Porém, o desenvolvimento ultrarrápido de tecnologias inovadoras choca de frente com o funcionamento de um setor fortemente regulado como é o caso da saúde. Levantam-se questões éticas e legais quando um novo algoritmo, desenvolvido informalmente pela comunidade de pessoas com diabetes, apresenta mais funcionalidades e potencialmente melhores resultados que os sistemas comercialmente disponíveis. A resultante pressão comunitária para o seu uso é incompatível com as exigências das instituições de regulamentação, desenhadas para garantir a segurança do público, mesmo que a custo de um lag na disponibilização da inovação. Mas a descentralização do desenvolvimento de software, dentro das possibilidades abertas pelos fabricantes de hardware e sistemas operativos, é uma das causas do sucesso da área das Tecnologias de Informação e Comunicação, que acelerou o desenvolvimento de novas funcionalidades ao longo das últimas décadas. Serão necessárias alterações da regulamentação que permitam o desenvolvimento paralelo de novas formas de otimizar e personalizar o funcionamento dos dispositivos disponíveis, de forma segura e apropriadamente monitorizada?

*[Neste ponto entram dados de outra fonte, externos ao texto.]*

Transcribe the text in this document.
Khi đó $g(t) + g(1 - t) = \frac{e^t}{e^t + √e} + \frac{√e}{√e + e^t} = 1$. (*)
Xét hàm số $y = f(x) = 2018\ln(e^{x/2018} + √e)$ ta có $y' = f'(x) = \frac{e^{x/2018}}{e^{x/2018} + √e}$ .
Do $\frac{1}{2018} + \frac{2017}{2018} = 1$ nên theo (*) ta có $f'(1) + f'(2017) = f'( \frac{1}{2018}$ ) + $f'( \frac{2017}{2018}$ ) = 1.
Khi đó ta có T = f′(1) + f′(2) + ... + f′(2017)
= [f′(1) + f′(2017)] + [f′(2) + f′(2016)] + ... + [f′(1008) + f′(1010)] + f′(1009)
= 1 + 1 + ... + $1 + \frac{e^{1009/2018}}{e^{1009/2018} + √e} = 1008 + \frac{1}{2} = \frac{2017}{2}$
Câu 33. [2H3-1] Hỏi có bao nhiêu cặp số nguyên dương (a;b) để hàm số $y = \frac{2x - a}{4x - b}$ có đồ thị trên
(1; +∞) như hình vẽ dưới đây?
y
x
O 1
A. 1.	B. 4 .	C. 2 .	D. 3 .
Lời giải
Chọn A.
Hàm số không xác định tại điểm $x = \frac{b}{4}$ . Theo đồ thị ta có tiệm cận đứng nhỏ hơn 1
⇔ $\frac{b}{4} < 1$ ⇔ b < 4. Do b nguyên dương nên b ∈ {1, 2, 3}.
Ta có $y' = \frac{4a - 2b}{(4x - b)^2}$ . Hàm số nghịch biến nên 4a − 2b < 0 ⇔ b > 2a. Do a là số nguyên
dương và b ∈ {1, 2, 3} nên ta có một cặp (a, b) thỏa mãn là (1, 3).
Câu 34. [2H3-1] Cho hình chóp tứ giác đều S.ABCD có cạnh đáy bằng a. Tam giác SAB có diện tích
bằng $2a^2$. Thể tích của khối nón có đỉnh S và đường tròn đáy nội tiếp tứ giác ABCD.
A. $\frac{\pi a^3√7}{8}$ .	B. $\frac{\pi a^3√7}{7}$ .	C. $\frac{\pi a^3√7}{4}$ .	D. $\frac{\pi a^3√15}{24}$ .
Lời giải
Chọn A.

Neste contexto desafiante cabe aos profissionais de saúde acompanhar as mudanças e eventualmente contribuir para a avaliação dos sistemas, através do envolvimento de centros de investigação, universidades e sociedades científicas. Apesar da progressiva automatização na gestão da diabetes, os vários profissionais de saúde continuarão a ter um papel no seguimento das pessoas com diabetes, certamente com características diferentes dos papéis na atualidade mas, na sua essência, com a mesma natureza humanista que sempre caracterizou o setor da saúde.